地上最高速度654km/h!『ディフェンダー・オクタ』が水素エンジンによる記録樹立をサポート【米ボンネビル・ソルトフラッツ】
公開 : 2026.08.25 07:05
世界最高速度が競われるボンネビル・ソルトフラッツで、水素エンジンクラスの世界記録654km/hを樹立した『JCBハイドロマックス』。
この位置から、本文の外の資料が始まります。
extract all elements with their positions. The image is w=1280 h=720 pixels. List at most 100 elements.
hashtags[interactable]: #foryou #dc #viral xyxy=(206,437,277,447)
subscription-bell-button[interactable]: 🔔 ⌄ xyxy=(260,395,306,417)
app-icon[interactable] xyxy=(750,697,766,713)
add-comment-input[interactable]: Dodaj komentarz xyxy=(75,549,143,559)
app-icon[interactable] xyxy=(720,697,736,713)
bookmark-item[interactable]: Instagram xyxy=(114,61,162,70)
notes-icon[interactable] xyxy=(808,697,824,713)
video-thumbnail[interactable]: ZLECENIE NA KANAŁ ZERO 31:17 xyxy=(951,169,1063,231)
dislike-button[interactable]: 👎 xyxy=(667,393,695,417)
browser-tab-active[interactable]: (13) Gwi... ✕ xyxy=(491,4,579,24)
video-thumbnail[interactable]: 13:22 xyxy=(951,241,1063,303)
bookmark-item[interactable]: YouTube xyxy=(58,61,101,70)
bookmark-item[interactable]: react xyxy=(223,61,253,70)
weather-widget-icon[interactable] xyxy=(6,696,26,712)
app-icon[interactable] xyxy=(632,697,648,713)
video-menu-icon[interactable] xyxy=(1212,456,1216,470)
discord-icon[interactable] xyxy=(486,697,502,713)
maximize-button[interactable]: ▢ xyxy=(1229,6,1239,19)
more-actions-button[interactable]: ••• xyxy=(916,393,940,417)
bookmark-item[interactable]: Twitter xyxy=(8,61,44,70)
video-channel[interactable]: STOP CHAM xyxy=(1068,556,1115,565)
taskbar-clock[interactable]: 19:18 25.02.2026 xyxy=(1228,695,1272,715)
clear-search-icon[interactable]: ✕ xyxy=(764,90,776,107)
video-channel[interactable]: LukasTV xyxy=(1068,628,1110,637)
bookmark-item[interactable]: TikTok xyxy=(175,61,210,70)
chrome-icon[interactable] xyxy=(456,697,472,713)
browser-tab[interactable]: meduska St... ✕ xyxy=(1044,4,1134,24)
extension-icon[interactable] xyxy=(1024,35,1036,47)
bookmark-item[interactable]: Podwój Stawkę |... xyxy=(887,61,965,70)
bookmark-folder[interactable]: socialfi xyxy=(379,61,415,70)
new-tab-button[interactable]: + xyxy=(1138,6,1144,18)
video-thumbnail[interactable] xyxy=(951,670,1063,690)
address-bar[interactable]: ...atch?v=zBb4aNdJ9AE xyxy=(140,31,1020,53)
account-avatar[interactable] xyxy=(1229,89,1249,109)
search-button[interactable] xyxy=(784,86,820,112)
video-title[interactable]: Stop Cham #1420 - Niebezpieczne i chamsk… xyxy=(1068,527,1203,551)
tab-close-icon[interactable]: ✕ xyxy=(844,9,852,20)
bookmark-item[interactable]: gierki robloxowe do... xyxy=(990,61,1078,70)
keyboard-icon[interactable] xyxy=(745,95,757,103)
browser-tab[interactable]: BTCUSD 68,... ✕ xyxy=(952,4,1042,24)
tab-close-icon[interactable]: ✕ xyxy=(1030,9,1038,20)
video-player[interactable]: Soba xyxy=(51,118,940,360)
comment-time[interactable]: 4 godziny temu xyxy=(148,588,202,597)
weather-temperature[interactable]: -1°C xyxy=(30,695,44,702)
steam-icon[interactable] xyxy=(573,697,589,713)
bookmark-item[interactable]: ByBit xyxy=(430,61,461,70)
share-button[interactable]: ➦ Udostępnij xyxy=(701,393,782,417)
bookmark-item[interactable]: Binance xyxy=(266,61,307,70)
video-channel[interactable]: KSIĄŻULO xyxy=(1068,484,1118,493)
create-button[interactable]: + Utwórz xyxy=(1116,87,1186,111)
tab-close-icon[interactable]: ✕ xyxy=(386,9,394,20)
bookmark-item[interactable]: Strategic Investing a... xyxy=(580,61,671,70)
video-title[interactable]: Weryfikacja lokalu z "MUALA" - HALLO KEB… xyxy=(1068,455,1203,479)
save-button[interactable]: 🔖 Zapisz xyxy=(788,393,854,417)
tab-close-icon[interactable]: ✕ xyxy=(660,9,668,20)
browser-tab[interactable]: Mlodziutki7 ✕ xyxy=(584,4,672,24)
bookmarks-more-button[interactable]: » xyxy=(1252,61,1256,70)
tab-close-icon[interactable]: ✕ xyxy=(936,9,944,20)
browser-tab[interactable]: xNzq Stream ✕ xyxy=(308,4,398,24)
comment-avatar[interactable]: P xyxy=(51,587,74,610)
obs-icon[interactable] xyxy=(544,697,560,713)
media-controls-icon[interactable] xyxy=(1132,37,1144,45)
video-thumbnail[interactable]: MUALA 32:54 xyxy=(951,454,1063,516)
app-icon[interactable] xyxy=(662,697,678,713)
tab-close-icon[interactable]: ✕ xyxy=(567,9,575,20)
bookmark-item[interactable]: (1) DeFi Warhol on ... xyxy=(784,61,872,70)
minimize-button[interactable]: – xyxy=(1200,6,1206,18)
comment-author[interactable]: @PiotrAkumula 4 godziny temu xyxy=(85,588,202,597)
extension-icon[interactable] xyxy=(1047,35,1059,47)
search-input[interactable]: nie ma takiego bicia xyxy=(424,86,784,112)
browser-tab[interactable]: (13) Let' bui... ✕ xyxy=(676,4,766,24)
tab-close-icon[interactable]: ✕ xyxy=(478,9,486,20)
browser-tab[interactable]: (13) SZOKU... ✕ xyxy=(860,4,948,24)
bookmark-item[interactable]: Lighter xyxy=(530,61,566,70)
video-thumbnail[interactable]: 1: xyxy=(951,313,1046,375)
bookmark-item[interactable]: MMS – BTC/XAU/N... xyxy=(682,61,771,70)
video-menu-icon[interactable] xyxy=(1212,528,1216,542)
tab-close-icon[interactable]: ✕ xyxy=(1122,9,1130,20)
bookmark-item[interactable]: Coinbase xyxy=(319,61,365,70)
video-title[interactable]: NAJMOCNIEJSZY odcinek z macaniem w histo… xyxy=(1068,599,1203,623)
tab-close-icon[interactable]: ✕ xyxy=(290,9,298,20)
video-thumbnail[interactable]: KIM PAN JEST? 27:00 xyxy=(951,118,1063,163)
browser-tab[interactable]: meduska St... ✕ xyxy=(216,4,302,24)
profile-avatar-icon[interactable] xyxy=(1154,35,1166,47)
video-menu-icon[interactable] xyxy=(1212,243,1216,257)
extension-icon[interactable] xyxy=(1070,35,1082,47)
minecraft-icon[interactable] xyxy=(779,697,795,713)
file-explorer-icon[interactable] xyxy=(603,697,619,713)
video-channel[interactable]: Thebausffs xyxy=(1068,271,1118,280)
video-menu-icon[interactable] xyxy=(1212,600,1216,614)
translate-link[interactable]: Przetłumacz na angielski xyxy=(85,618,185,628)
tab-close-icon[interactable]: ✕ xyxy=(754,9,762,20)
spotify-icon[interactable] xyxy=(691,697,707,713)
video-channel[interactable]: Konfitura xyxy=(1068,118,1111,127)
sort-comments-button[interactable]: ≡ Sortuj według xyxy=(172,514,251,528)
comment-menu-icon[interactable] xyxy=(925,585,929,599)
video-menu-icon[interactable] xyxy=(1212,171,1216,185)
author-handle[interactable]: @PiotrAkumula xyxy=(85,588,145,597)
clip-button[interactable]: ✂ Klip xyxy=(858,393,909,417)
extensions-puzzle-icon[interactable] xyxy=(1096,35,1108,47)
その挑戦を支えたのはディフェンダー・オクタのオールテレーンなパフォーマンスでした。
ディフェンダー・オクタがレコードブレーカーをサポート
ジャガー・ランドローバーは、米国ユタ州のボンネビル・ソルトフラッツで開催されたスピードウィークにおいて、『ディフェンダー・オクタ』が水素エンジン車『JCBハイドロマックス』の地上最高速度記録への挑戦をサポートし、新記録の樹立に貢献したと発表した。
JCBハイドロマックスは、英国空軍出身のドライバーで世界地上最高速度記録保持者あるアンディ・グリーンOBEの操縦により、時速406.320マイル(約654km/h)を記録し、SCTA(サザン・カリフォルニア・タイミング・アソシエーション)の速度記録および、FIA(世界自動車連盟)公認の『水素自動車による地上最高速度世界記録』を樹立した。

記録走行では、最高出力635psのディフェンダー・オクタのフロントに専用のプッシュプレートを装着し、静止状態のJCBハイドロマックスを最大300mにわたって押し出す役割を担った。
競技の規定では、走行開始時に最大300mのプッシュスタートが認められており、ディフェンダー・オクタのプッシュによりJCBハイドロマックスは時速60マイル(約97km/h)に達すると、自力で加速して記録へと挑んだ。
6Dダイナミクスサスで安定したプッシュを実現
レコードブレーカーを300mにわたって保持するためのプッシュプレートは、ディフェンダー・オクタに標準装備されるウインチマウントをベースに補強材などを加えるなどの改造を施して固定された。
重量2550kgのJCBハイドロマックスを海抜2244mに相当する薄い空気の中、300mで目標速度の約97km/hまで加速させるディフェンダー・オクタには、48Vマイルドハイブリッドシステムを備えたツインターボV8エンジンと4WDシステムが備えられている。

さらに、油圧連動の連続可変セミアクティブダンパーを用いた『6Dダイナミクスサスペンション』が、急加速時の車体のロールとピッチを制御し、プッシュプレートの角度を維持、JCBハイドロマックスの安定したプッシュを可能とした。
ディフェンダー・オクタの車体前部には、プッシュプレートなどの相当な重量物が取り付けられるため、当初はバランス調整のためのバラスト(重り)を積むことも考えたというが、『6Dダイナミクスサスペンション』のおかげで、一切の重りを積むことなく車体を水平に保つことができた。
また、ディフェンダー・オクタの優れたオールテレイン(全地形対応)により、記録挑戦の走行後に当初の位置から数マイルも離れた位置にいるJCBハイドロマックスのもとへと、素早い移動が可能であったという。
これらディフェンダー・オクタの優れたパフォーマンスにより、偉大なる記録が樹立されたといえるだろう。